The virtues of taking a break
I spent this past summer living in my tent. This may sound odd, but everyone who knows me knows this is a regular occurrence. When school is out, I head to B.C. and spend a significant part of my time off working in the bush. I have spent two summers tree planting in Northern B.C. This year I was fruit picking and working on farms in the Okanagan Valley and the Kootenays, filling in for the large labour gap that has arisen due to COVID-19 border restrictions and the inability for the migrant workers who usually work the orchards to enter Canada for the season, while also being on call as a wildland firefighter.
This type of work is by no stretch an easy summer break. It is hard work with long and unpleasant hours, limited facilities and often little access to the outside world. So why do I do it? Bush jobs pay very well if you work hard, and I am able to finance my studies during the academic year, but mainly I do it because I love the lifestyle and I love the people. The types of individuals you meet while doing work that requires you to be disciplined and physically able range from fellow students to middle-aged folks who have lived their entire lives in the bush. In camp life, where the people you are stuck with are your closest circle, friendships forge at lightspeed rates and the intenseness of such social connectedness is incomparable to ‘the real world.’ It is intense in all ways: you work hard, you play hard, you throw yourself into a bright and wonderful whirl of constant exhilaration. The lack of internet or cell reception lets you plough through books before bed and hang out uninterrupted by the fire and simply switch off the from the outside world.

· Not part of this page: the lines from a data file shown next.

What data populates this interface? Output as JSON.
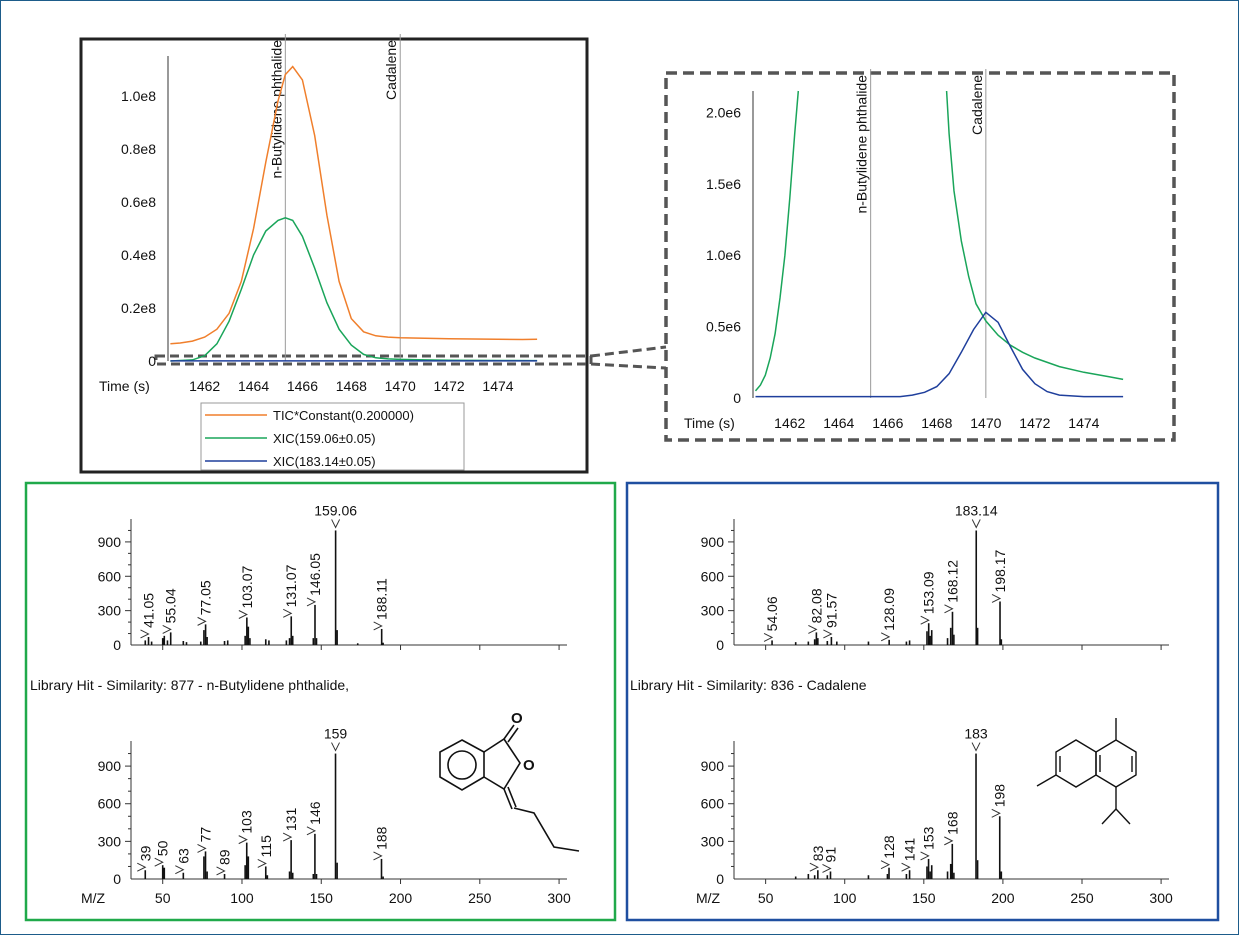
{
  "colors": {
    "tic": "#f07f2c",
    "xic159": "#1aa55a",
    "xic183": "#1f3f9c",
    "green_box": "#20a94a",
    "blue_box": "#1f4fa0",
    "frame": "#1d5c8a",
    "marker": "#9a9a9a"
  },
  "chart_data": [
    {
      "id": "chromatogram_full",
      "type": "line",
      "x_axis_label": "Time (s)",
      "xlim": [
        1460.5,
        1475.8
      ],
      "ylim": [
        0,
        115000000
      ],
      "x_ticks": [
        "1462",
        "1464",
        "1466",
        "1468",
        "1470",
        "1472",
        "1474"
      ],
      "y_ticks": [
        {
          "value": 0,
          "label": "0"
        },
        {
          "value": 20000000,
          "label": "0.2e8"
        },
        {
          "value": 40000000,
          "label": "0.4e8"
        },
        {
          "value": 60000000,
          "label": "0.6e8"
        },
        {
          "value": 80000000,
          "label": "0.8e8"
        },
        {
          "value": 100000000,
          "label": "1.0e8"
        }
      ],
      "markers": [
        {
          "x": 1465.3,
          "label": "n-Butylidene phthalide"
        },
        {
          "x": 1470.0,
          "label": "Cadalene"
        }
      ],
      "legend": [
        "TIC*Constant(0.200000)",
        "XIC(159.06±0.05)",
        "XIC(183.14±0.05)"
      ],
      "series": [
        {
          "name": "TIC*Constant(0.200000)",
          "color_key": "tic",
          "x": [
            1460.6,
            1461.0,
            1461.5,
            1462.0,
            1462.5,
            1463.0,
            1463.5,
            1464.0,
            1464.5,
            1465.0,
            1465.3,
            1465.6,
            1466.0,
            1466.5,
            1467.0,
            1467.5,
            1468.0,
            1468.5,
            1469.0,
            1469.5,
            1470.0,
            1471.0,
            1472.0,
            1473.0,
            1474.0,
            1475.0,
            1475.6
          ],
          "y": [
            6500000,
            6800000,
            7500000,
            9000000,
            12000000,
            18000000,
            30000000,
            50000000,
            75000000,
            98000000,
            108000000,
            111000000,
            106000000,
            85000000,
            55000000,
            30000000,
            16000000,
            11000000,
            9500000,
            9000000,
            8800000,
            8600000,
            8400000,
            8300000,
            8200000,
            8100000,
            8200000
          ]
        },
        {
          "name": "XIC(159.06±0.05)",
          "color_key": "xic159",
          "x": [
            1460.6,
            1461.5,
            1462.0,
            1462.5,
            1463.0,
            1463.5,
            1464.0,
            1464.5,
            1465.0,
            1465.3,
            1465.6,
            1466.0,
            1466.5,
            1467.0,
            1467.5,
            1468.0,
            1468.5,
            1469.0,
            1469.5,
            1470.0,
            1471.0,
            1472.0,
            1474.0,
            1475.6
          ],
          "y": [
            0,
            400000,
            2000000,
            6500000,
            15000000,
            27000000,
            40000000,
            49000000,
            53000000,
            54000000,
            53000000,
            47000000,
            35000000,
            22000000,
            12000000,
            6000000,
            2500000,
            1200000,
            800000,
            600000,
            400000,
            300000,
            200000,
            150000
          ]
        },
        {
          "name": "XIC(183.14±0.05)",
          "color_key": "xic183",
          "x": [
            1460.6,
            1475.6
          ],
          "y": [
            50000,
            50000
          ]
        }
      ]
    },
    {
      "id": "chromatogram_zoom",
      "type": "line",
      "x_axis_label": "Time (s)",
      "xlim": [
        1460.5,
        1475.8
      ],
      "ylim": [
        0,
        2150000
      ],
      "x_ticks": [
        "1462",
        "1464",
        "1466",
        "1468",
        "1470",
        "1472",
        "1474"
      ],
      "y_ticks": [
        {
          "value": 0,
          "label": "0"
        },
        {
          "value": 500000,
          "label": "0.5e6"
        },
        {
          "value": 1000000,
          "label": "1.0e6"
        },
        {
          "value": 1500000,
          "label": "1.5e6"
        },
        {
          "value": 2000000,
          "label": "2.0e6"
        }
      ],
      "markers": [
        {
          "x": 1465.3,
          "label": "n-Butylidene phthalide"
        },
        {
          "x": 1470.0,
          "label": "Cadalene"
        }
      ],
      "series": [
        {
          "name": "XIC(159.06±0.05)",
          "color_key": "xic159",
          "x": [
            1460.6,
            1460.8,
            1461.0,
            1461.2,
            1461.4,
            1461.6,
            1461.8,
            1462.0,
            1462.2,
            1462.35
          ],
          "y": [
            50000,
            90000,
            160000,
            280000,
            450000,
            700000,
            1000000,
            1400000,
            1850000,
            2150000
          ]
        },
        {
          "name": "XIC(159.06±0.05) tail",
          "color_key": "xic159",
          "x": [
            1468.4,
            1468.5,
            1468.7,
            1469.0,
            1469.3,
            1469.6,
            1470.0,
            1470.5,
            1471.0,
            1471.5,
            1472.0,
            1473.0,
            1474.0,
            1475.0,
            1475.6
          ],
          "y": [
            2150000,
            1850000,
            1450000,
            1100000,
            850000,
            660000,
            540000,
            440000,
            370000,
            320000,
            280000,
            220000,
            180000,
            150000,
            130000
          ]
        },
        {
          "name": "XIC(183.14±0.05)",
          "color_key": "xic183",
          "x": [
            1460.6,
            1466.5,
            1467.0,
            1467.5,
            1468.0,
            1468.5,
            1469.0,
            1469.5,
            1470.0,
            1470.5,
            1471.0,
            1471.5,
            1472.0,
            1472.5,
            1473.0,
            1474.0,
            1475.6
          ],
          "y": [
            10000,
            10000,
            20000,
            40000,
            80000,
            170000,
            320000,
            480000,
            600000,
            530000,
            360000,
            200000,
            100000,
            45000,
            20000,
            10000,
            10000
          ]
        }
      ]
    },
    {
      "id": "spectrum_green_measured",
      "type": "bar",
      "xlim": [
        30,
        305
      ],
      "ylim": [
        0,
        1100
      ],
      "y_ticks": [
        {
          "value": 0,
          "label": "0"
        },
        {
          "value": 300,
          "label": "300"
        },
        {
          "value": 600,
          "label": "600"
        },
        {
          "value": 900,
          "label": "900"
        }
      ],
      "peaks": [
        {
          "mz": 39,
          "i": 40
        },
        {
          "mz": 41.05,
          "i": 70
        },
        {
          "mz": 43,
          "i": 30
        },
        {
          "mz": 50,
          "i": 60
        },
        {
          "mz": 51,
          "i": 80
        },
        {
          "mz": 53,
          "i": 40
        },
        {
          "mz": 55.04,
          "i": 110
        },
        {
          "mz": 63,
          "i": 35
        },
        {
          "mz": 65,
          "i": 25
        },
        {
          "mz": 74,
          "i": 30
        },
        {
          "mz": 76,
          "i": 130
        },
        {
          "mz": 77.05,
          "i": 180
        },
        {
          "mz": 78,
          "i": 70
        },
        {
          "mz": 89,
          "i": 35
        },
        {
          "mz": 91,
          "i": 40
        },
        {
          "mz": 102,
          "i": 80
        },
        {
          "mz": 103.07,
          "i": 240
        },
        {
          "mz": 104,
          "i": 160
        },
        {
          "mz": 105,
          "i": 60
        },
        {
          "mz": 115,
          "i": 50
        },
        {
          "mz": 117,
          "i": 40
        },
        {
          "mz": 128,
          "i": 40
        },
        {
          "mz": 130,
          "i": 60
        },
        {
          "mz": 131.07,
          "i": 250
        },
        {
          "mz": 132,
          "i": 80
        },
        {
          "mz": 145,
          "i": 60
        },
        {
          "mz": 146.05,
          "i": 350
        },
        {
          "mz": 147,
          "i": 60
        },
        {
          "mz": 159.06,
          "i": 1000
        },
        {
          "mz": 160,
          "i": 130
        },
        {
          "mz": 173,
          "i": 15
        },
        {
          "mz": 188.11,
          "i": 140
        },
        {
          "mz": 189,
          "i": 20
        }
      ],
      "labels": [
        "41.05",
        "55.04",
        "77.05",
        "103.07",
        "131.07",
        "146.05",
        "159.06",
        "188.11"
      ]
    },
    {
      "id": "spectrum_green_library",
      "type": "bar",
      "caption": "Library Hit - Similarity: 877 - n-Butylidene phthalide,",
      "x_axis_label": "M/Z",
      "xlim": [
        30,
        305
      ],
      "ylim": [
        0,
        1100
      ],
      "x_ticks": [
        "50",
        "100",
        "150",
        "200",
        "250",
        "300"
      ],
      "y_ticks": [
        {
          "value": 0,
          "label": "0"
        },
        {
          "value": 300,
          "label": "300"
        },
        {
          "value": 600,
          "label": "600"
        },
        {
          "value": 900,
          "label": "900"
        }
      ],
      "peaks": [
        {
          "mz": 39,
          "i": 70
        },
        {
          "mz": 50,
          "i": 110
        },
        {
          "mz": 51,
          "i": 90
        },
        {
          "mz": 63,
          "i": 50
        },
        {
          "mz": 76,
          "i": 180
        },
        {
          "mz": 77,
          "i": 220
        },
        {
          "mz": 78,
          "i": 60
        },
        {
          "mz": 89,
          "i": 40
        },
        {
          "mz": 102,
          "i": 110
        },
        {
          "mz": 103,
          "i": 290
        },
        {
          "mz": 104,
          "i": 180
        },
        {
          "mz": 115,
          "i": 100
        },
        {
          "mz": 116,
          "i": 30
        },
        {
          "mz": 130,
          "i": 60
        },
        {
          "mz": 131,
          "i": 310
        },
        {
          "mz": 132,
          "i": 50
        },
        {
          "mz": 145,
          "i": 40
        },
        {
          "mz": 146,
          "i": 360
        },
        {
          "mz": 147,
          "i": 40
        },
        {
          "mz": 159,
          "i": 1000
        },
        {
          "mz": 160,
          "i": 130
        },
        {
          "mz": 188,
          "i": 160
        },
        {
          "mz": 189,
          "i": 20
        }
      ],
      "labels": [
        "39",
        "50",
        "63",
        "77",
        "89",
        "103",
        "115",
        "131",
        "146",
        "159",
        "188"
      ]
    },
    {
      "id": "spectrum_blue_measured",
      "type": "bar",
      "xlim": [
        30,
        305
      ],
      "ylim": [
        0,
        1100
      ],
      "y_ticks": [
        {
          "value": 0,
          "label": "0"
        },
        {
          "value": 300,
          "label": "300"
        },
        {
          "value": 600,
          "label": "600"
        },
        {
          "value": 900,
          "label": "900"
        }
      ],
      "peaks": [
        {
          "mz": 54.06,
          "i": 40
        },
        {
          "mz": 69,
          "i": 25
        },
        {
          "mz": 77,
          "i": 30
        },
        {
          "mz": 81,
          "i": 50
        },
        {
          "mz": 82.08,
          "i": 110
        },
        {
          "mz": 83,
          "i": 60
        },
        {
          "mz": 89,
          "i": 35
        },
        {
          "mz": 91.57,
          "i": 70
        },
        {
          "mz": 95,
          "i": 30
        },
        {
          "mz": 115,
          "i": 30
        },
        {
          "mz": 128.09,
          "i": 45
        },
        {
          "mz": 139,
          "i": 30
        },
        {
          "mz": 141,
          "i": 40
        },
        {
          "mz": 152,
          "i": 120
        },
        {
          "mz": 153.09,
          "i": 190
        },
        {
          "mz": 154,
          "i": 80
        },
        {
          "mz": 155,
          "i": 130
        },
        {
          "mz": 165,
          "i": 60
        },
        {
          "mz": 167,
          "i": 150
        },
        {
          "mz": 168.12,
          "i": 290
        },
        {
          "mz": 169,
          "i": 90
        },
        {
          "mz": 183.14,
          "i": 1000
        },
        {
          "mz": 184,
          "i": 150
        },
        {
          "mz": 198.17,
          "i": 380
        },
        {
          "mz": 199,
          "i": 50
        }
      ],
      "labels": [
        "54.06",
        "82.08",
        "91.57",
        "128.09",
        "153.09",
        "168.12",
        "183.14",
        "198.17"
      ]
    },
    {
      "id": "spectrum_blue_library",
      "type": "bar",
      "caption": "Library Hit - Similarity: 836 -  Cadalene",
      "x_axis_label": "M/Z",
      "xlim": [
        30,
        305
      ],
      "ylim": [
        0,
        1100
      ],
      "x_ticks": [
        "50",
        "100",
        "150",
        "200",
        "250",
        "300"
      ],
      "y_ticks": [
        {
          "value": 0,
          "label": "0"
        },
        {
          "value": 300,
          "label": "300"
        },
        {
          "value": 600,
          "label": "600"
        },
        {
          "value": 900,
          "label": "900"
        }
      ],
      "peaks": [
        {
          "mz": 69,
          "i": 20
        },
        {
          "mz": 77,
          "i": 40
        },
        {
          "mz": 81,
          "i": 30
        },
        {
          "mz": 83,
          "i": 70
        },
        {
          "mz": 89,
          "i": 30
        },
        {
          "mz": 91,
          "i": 60
        },
        {
          "mz": 115,
          "i": 30
        },
        {
          "mz": 127,
          "i": 40
        },
        {
          "mz": 128,
          "i": 90
        },
        {
          "mz": 139,
          "i": 40
        },
        {
          "mz": 141,
          "i": 70
        },
        {
          "mz": 152,
          "i": 100
        },
        {
          "mz": 153,
          "i": 160
        },
        {
          "mz": 154,
          "i": 60
        },
        {
          "mz": 155,
          "i": 110
        },
        {
          "mz": 165,
          "i": 60
        },
        {
          "mz": 167,
          "i": 120
        },
        {
          "mz": 168,
          "i": 280
        },
        {
          "mz": 169,
          "i": 50
        },
        {
          "mz": 183,
          "i": 1000
        },
        {
          "mz": 184,
          "i": 150
        },
        {
          "mz": 198,
          "i": 500
        },
        {
          "mz": 199,
          "i": 60
        }
      ],
      "labels": [
        "83",
        "91",
        "128",
        "141",
        "153",
        "168",
        "183",
        "198"
      ]
    }
  ],
  "molecules": {
    "phthalide_atoms": [
      "O",
      "O"
    ]
  }
}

That, I guess, is the main reason why I do it. I get out. I switch off. I entirely remove myself from the academic world of competition and constantly proving oneself. I don’t get an internship which I hope will bring me higher up the career ladder or work a job that looks good in hopes of getting into grad school. Does it advance my journey along a traditional career path? Perhaps not, but that’s why I throw myself into the academic world that I love for the remaining eight months of the year. What I do with my summers may not seem useful at face value, and it is certainly not relaxing or restful, but it is a true break. I don’t know what other people’s outlets are. Maybe you hate camping and being dirty, and that’s perfectly fine too — but it is important to figure out what it is that brings you peace, and to take the time to simply exist. Find what it is for you, especially now in a period of online school and isolation and just general confusion. Make it a priority. Work on your own wellbeing.

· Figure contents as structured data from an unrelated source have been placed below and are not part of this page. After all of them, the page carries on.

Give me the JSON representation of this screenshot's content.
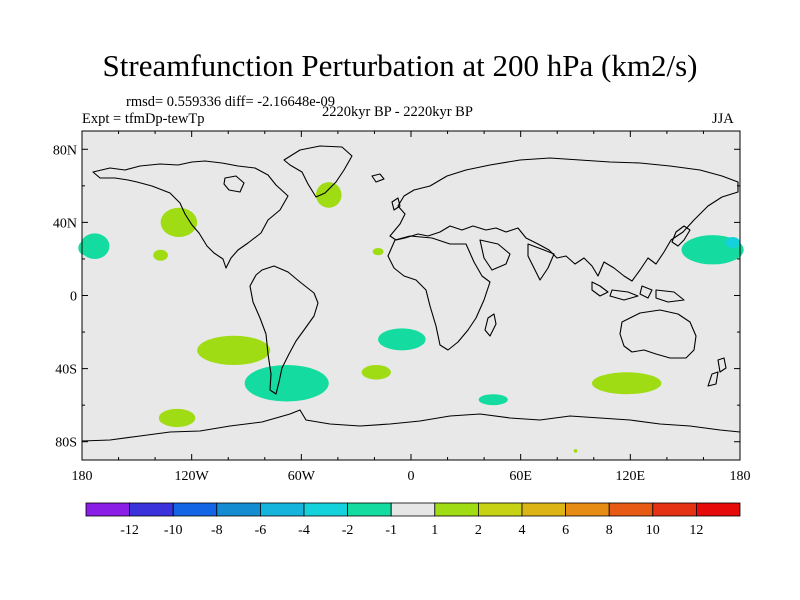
{
  "chart_data": {
    "type": "heatmap",
    "title": "Streamfunction Perturbation at 200 hPa (km2/s)",
    "stats_text": "rmsd= 0.559336 diff= -2.16648e-09",
    "experiment_text": "Expt = tfmDp-tewTp",
    "period_text": "2220kyr BP - 2220kyr BP",
    "season": "JJA",
    "xlim": [
      -180,
      180
    ],
    "ylim": [
      -90,
      90
    ],
    "x_ticks": [
      {
        "value": -180,
        "label": "180"
      },
      {
        "value": -120,
        "label": "120W"
      },
      {
        "value": -60,
        "label": "60W"
      },
      {
        "value": 0,
        "label": "0"
      },
      {
        "value": 60,
        "label": "60E"
      },
      {
        "value": 120,
        "label": "120E"
      },
      {
        "value": 180,
        "label": "180"
      }
    ],
    "y_ticks": [
      {
        "value": 80,
        "label": "80N"
      },
      {
        "value": 40,
        "label": "40N"
      },
      {
        "value": 0,
        "label": "0"
      },
      {
        "value": -40,
        "label": "40S"
      },
      {
        "value": -80,
        "label": "80S"
      }
    ],
    "colorbar": {
      "labels": [
        "-12",
        "-10",
        "-8",
        "-6",
        "-4",
        "-2",
        "-1",
        "1",
        "2",
        "4",
        "6",
        "8",
        "10",
        "12"
      ],
      "colors": [
        "#8a1ee6",
        "#3c32dc",
        "#1464e6",
        "#148cd2",
        "#14b4dc",
        "#14d2dc",
        "#14dca0",
        "#e6e6e6",
        "#a0dc14",
        "#c8d214",
        "#dcb414",
        "#e68c14",
        "#e65a14",
        "#e63214",
        "#e60a0a"
      ]
    },
    "anomalies": [
      {
        "lon": 90,
        "lat": -85,
        "rx": 1,
        "ry": 1,
        "level": "1"
      },
      {
        "lon": -173,
        "lat": 27,
        "rx": 8,
        "ry": 7,
        "level": "-2 to -1"
      },
      {
        "lon": -178,
        "lat": 26,
        "rx": 4,
        "ry": 4,
        "level": "-2 to -1"
      },
      {
        "lon": 165,
        "lat": 25,
        "rx": 17,
        "ry": 8,
        "level": "-2 to -1"
      },
      {
        "lon": 176,
        "lat": 29,
        "rx": 4,
        "ry": 3,
        "level": "-4 to -2"
      },
      {
        "lon": -97,
        "lat": -30,
        "rx": 20,
        "ry": 8,
        "level": "1 to 2"
      },
      {
        "lon": -68,
        "lat": -48,
        "rx": 23,
        "ry": 10,
        "level": "-2 to -1"
      },
      {
        "lon": -5,
        "lat": -24,
        "rx": 13,
        "ry": 6,
        "level": "-2 to -1"
      },
      {
        "lon": 45,
        "lat": -57,
        "rx": 8,
        "ry": 3,
        "level": "-2 to -1"
      },
      {
        "lon": 118,
        "lat": -48,
        "rx": 19,
        "ry": 6,
        "level": "1 to 2"
      },
      {
        "lon": -127,
        "lat": 40,
        "rx": 10,
        "ry": 8,
        "level": "1 to 2"
      },
      {
        "lon": -45,
        "lat": 55,
        "rx": 7,
        "ry": 7,
        "level": "1 to 2"
      },
      {
        "lon": -137,
        "lat": 22,
        "rx": 4,
        "ry": 3,
        "level": "1 to 2"
      },
      {
        "lon": -19,
        "lat": -42,
        "rx": 8,
        "ry": 4,
        "level": "1 to 2"
      },
      {
        "lon": -128,
        "lat": -67,
        "rx": 10,
        "ry": 5,
        "level": "1 to 2"
      },
      {
        "lon": -18,
        "lat": 24,
        "rx": 3,
        "ry": 2,
        "level": "1 to 2"
      }
    ]
  }
}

At some point, once the nights start getting colder, I return. This summer, with fellow Munk One alumna Zoë Johnson (’19), we wound through the diverse and varied Canadian landscape in my tiny car all the way back to Toronto. We settle back into what we perceive as ‘real-life’: ready to work hard and panic before deadlines, and cram assignments when everything seems terribly overwhelming. But it all seems much less insurmountable when you take periods of rest. What this summer and every summer has shown me is that I can exist with the knowledge that I have the capacity to care about the academic world and work towards my goals, but that I am also a person outside of that. That I will sometimes seek adventure and work a job no one in the city has ever even thought of. To get out and disconnect from the façade and to let myself go. Especially as excellent and driven students, I think it is important to remember that there is always this option. To take you where your heart directs you and to just live on the wild side for a bit. You are so smart, you have done so much, you have so much potential. Remember to take a break and just be a kid every now and again.